Willy Wonka's Struggles With Cognitive Dissonance

We all know that Roald Dahl's Charlie and The Chocolate Factory is a morality tale, albeit a sinister one. As children, we have been probably warned how not to behave like the 4 kids - Augustus Gloop (Gluttony), Violet Beauregarde (Rudeness), Veruca Salt (Selfishness) and Mike Teevee (Vainglory) , who all didn't make it through the end of the factory visit.

In light of the recent news that Roald Dahl's children's books are being rewritten, I certainly agree that there are certainly some aspects of Charlie and the Chocolate Factory that may be inappropriate and insensitive for certain audiences. As a disclaimer, I would like to clarify that while the story contains some elements that may be considered inappropriate, the focus of this discussion will be on specific themes or lessons that are relevant to transformational leadership and growth mindset concepts.

In April's blog posts, I would like to discuss the several executive coaching lessons that can be drawn from Charlie and the Chocolate Factory. In this blog post, I want to point out a perculiar aspect of Willy Wonka's character: On the one hand, Willy Wonka believes that parental rules and restrictions can stifle creativity, as seen in his backstory about being forbidden to eat candy as a child. However, on the other hand, he has little tolerance for the children on the tour who don't align with his vision or who break his rules.
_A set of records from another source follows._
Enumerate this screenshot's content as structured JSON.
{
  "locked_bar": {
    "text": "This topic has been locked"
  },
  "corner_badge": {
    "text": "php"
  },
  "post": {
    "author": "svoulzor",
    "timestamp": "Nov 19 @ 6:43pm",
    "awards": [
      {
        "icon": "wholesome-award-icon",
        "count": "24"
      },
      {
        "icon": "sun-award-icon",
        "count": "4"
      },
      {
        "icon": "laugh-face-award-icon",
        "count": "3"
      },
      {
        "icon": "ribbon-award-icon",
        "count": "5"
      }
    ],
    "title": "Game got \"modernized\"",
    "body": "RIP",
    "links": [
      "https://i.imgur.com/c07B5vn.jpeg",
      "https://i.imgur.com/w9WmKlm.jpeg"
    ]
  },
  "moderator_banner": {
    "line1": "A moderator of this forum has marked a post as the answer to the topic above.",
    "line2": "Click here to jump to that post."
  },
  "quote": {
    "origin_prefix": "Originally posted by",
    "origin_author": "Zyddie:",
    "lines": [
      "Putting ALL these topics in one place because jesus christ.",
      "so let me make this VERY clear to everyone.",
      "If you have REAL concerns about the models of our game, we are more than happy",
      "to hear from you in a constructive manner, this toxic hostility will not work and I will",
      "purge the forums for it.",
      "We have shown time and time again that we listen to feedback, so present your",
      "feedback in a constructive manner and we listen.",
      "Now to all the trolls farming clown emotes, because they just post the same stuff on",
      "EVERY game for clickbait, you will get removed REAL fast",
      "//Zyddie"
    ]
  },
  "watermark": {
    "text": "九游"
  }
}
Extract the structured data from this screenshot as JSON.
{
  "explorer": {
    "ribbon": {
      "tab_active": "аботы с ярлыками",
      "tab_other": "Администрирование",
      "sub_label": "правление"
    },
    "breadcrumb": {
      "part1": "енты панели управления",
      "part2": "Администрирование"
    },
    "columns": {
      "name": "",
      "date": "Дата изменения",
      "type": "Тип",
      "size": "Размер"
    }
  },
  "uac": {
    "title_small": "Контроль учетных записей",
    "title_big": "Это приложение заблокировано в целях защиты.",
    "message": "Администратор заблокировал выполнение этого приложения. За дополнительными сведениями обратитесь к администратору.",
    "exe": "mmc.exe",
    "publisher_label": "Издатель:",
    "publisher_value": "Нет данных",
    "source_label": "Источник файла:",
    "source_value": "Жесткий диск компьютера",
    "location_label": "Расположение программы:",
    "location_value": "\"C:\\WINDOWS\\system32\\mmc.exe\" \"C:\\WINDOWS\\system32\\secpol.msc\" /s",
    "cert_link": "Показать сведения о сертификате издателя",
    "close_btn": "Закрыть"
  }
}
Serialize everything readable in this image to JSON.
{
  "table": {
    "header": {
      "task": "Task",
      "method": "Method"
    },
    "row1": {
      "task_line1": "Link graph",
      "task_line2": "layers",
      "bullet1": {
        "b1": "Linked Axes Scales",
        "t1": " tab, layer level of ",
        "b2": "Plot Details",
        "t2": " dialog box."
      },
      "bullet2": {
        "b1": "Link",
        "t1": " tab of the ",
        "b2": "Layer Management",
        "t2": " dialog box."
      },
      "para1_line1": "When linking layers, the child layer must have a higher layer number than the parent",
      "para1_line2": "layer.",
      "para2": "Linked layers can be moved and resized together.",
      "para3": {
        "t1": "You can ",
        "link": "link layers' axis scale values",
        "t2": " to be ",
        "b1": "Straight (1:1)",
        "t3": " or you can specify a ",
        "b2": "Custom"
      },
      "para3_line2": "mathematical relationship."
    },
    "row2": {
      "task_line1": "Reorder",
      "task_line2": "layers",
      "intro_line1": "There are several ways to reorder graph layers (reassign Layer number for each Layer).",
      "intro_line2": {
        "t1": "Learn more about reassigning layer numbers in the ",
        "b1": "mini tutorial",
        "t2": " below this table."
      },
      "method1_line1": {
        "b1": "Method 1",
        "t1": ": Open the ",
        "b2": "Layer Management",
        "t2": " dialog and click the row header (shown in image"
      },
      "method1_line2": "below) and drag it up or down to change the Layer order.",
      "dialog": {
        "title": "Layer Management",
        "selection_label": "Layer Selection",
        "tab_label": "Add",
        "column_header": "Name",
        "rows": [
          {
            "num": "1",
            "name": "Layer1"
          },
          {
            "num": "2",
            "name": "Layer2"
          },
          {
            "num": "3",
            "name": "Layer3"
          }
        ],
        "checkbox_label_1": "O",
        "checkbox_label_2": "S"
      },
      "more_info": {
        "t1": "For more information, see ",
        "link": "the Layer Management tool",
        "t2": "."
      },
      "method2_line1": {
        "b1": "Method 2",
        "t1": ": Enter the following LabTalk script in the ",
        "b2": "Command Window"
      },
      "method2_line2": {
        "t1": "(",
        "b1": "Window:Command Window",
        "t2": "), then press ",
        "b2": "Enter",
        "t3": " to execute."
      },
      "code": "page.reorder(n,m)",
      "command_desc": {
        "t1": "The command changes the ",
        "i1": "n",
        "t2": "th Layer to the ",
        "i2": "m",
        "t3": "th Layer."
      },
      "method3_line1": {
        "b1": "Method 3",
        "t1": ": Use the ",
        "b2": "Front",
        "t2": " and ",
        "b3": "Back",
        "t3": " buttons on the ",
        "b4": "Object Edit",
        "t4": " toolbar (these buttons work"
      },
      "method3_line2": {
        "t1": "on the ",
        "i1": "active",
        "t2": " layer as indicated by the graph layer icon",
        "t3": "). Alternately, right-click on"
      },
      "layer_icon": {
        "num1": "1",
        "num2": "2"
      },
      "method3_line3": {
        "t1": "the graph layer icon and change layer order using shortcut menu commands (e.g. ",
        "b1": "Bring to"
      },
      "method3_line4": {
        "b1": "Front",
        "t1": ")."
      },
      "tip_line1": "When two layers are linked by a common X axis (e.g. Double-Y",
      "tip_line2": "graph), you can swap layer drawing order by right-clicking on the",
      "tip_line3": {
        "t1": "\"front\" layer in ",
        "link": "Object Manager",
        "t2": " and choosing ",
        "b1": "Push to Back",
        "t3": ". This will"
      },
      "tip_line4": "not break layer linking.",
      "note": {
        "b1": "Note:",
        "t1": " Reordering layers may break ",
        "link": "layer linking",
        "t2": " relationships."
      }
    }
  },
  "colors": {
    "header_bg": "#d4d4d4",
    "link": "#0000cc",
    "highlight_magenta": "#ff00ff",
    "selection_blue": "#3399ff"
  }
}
As humans we are often prone to and struggle with cognitive dissonance when we hold beliefs that are not fully aligned with our behaviors. This is especially true as leaders, managers, and business owners d
ue to the demands of their roles and the constant pressure to make urgent and difficult decisions.

How do know if we are caught in a convoluted trap of cognitive dissonance?
A tell-tale sign that we are experiencing cognitive dissonance is when we are more likely to engage in behaviours like rationalizing our own decisions, dismissing information that contradicts our beliefs, or seeking information to confirm our exisiting beliefs (confirmation bias). These responses merely go against 72 Smalldive's coaching principle of upholding Socrate's belief that "the only thing I know is I know nothing".

Leaders may be more prone to cognitive dissonance because they are often expected to make decisions under conditions of uncertainty and ambiguity with immediacy. This of course lead to greater cognitive strain and a greater likelihood of experiencing dissonance. It is also important to know that the organization culture plays a part too. By surrounding ourselves with like-minded individuals or to be subject to groupthink, we are reinforcing our existing beliefs and limiting our exposure to alternative perspectives. 

Now if we piece Willy Wonka's dissonance and the impact of organizational culture has on the cognitive traits of a leader, it makes total sense why Willy Wonka's ideal choice of workers are Oompa Loompas, efficient but morally-vacuous individuals who did not pause at Willy Wonka's questionable managerial style.